Students generally agreed they could not do without their foreign-made consumer electronics and technology. “I am extremely reliant on Chinese made Apple products in my everyday life,” was a typical statement.
Low-tech was important too. Examples were an unwillingness to sacrifice foreign pencils and pens, because of other countries’ comparative advantage in quality and price.
There was a split and much disagreement regarding clothing. Some believed it would be a necessary industry to bring back to the U.S. Others felt the increase in prices would hurt low-income and middle-class families, an issue of personal responsibility or promulgated by those who enjoy the good life.
Respondents also disagreed on automobiles. Some felt U.S. consumers should have access to foreign automobiles, because they “tend to be of higher quality in luxury, performance, and fuel economy”. Those who believe that the U.S. should stop importing cars also extoll the value of public transportation and environmentally-friendly options. Economic resurgence of domestic manufacturers was seen as a side benefit. Stop importing products known for exploiting child labor or using harmful labor practices was a strong sentiment.
Food issues drew mixed opinions. Some felt that the U.S. should feed its residents with domestically-produced goods only, while others believed that autarky with domestic agriculture would erode quality of life and hurt the environment. Values were important. Tobacco and other socially harmful products should be abandoned.
Proponents for giving up foreign steel cited America’s heartwarming history. With its production the US used to have a steel industry that was respected, wide spread, moderately effective and an important employer.
Personal experiences influence what one is willing to give up. “I would sacrifice olives from Greece because I have them right now and I don’t eat them,” said one. “I have
a surplus of nylon clothing that is definitely [not] necessary considering how little I actually go to the gym,” admitted another. “I don’t want to sacrifice my eating preferences under any circumstances,” a Nutella lover wrote.
Differences in reasoning by students who are the upcoming “young tigers” reflect diverse perspectives, priorities, and preferences.

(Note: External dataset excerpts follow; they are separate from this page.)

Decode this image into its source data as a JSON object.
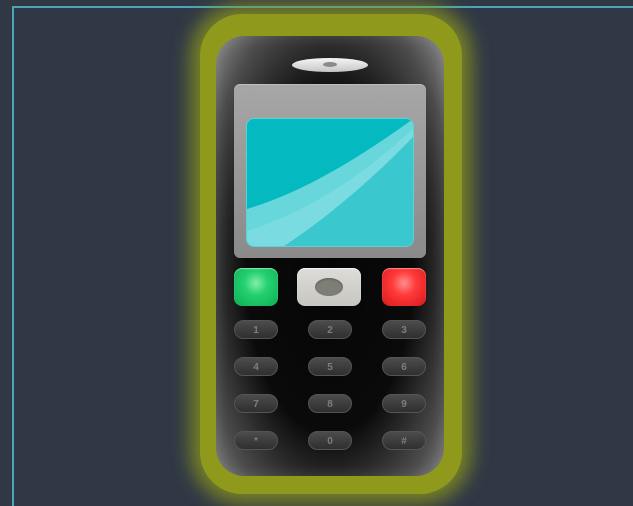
{
  "phone": {
    "keypad": [
      {
        "label": "1"
      },
      {
        "label": "2"
      },
      {
        "label": "3"
      },
      {
        "label": "4"
      },
      {
        "label": "5"
      },
      {
        "label": "6"
      },
      {
        "label": "7"
      },
      {
        "label": "8"
      },
      {
        "label": "9"
      },
      {
        "label": "*"
      },
      {
        "label": "0"
      },
      {
        "label": "#"
      }
    ],
    "icons": {
      "speaker": "speaker-icon",
      "call": "call-button",
      "end": "end-button",
      "navigation": "navigation-key"
    },
    "colors": {
      "background": "#303846",
      "frame_line": "#4aa6b4",
      "glow": "#8f9a1c",
      "body": "#111111",
      "screen": "#05b9c0",
      "call": "#22cf72",
      "end": "#ff3a3a"
    }
  }
}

There was little room or willingness to change one’s views. Consequently, any new trade policy will require room for implementation and will face strong variance of support.
Americans have large and acceptable self interest, which must be understood by policy makers. I perceive personal self-oriented desires to account for approximately one fourth of the tipping power leading to decisions. These special needs and expectations must be recognized, affirmed, appealed to and rewarded with clear commitments to make and fulfill promises. Ignoring the smiles, the pleasures and the extent to which life is affected by policy and its collateral effects is done at ones’ own peril. It’s not all economics!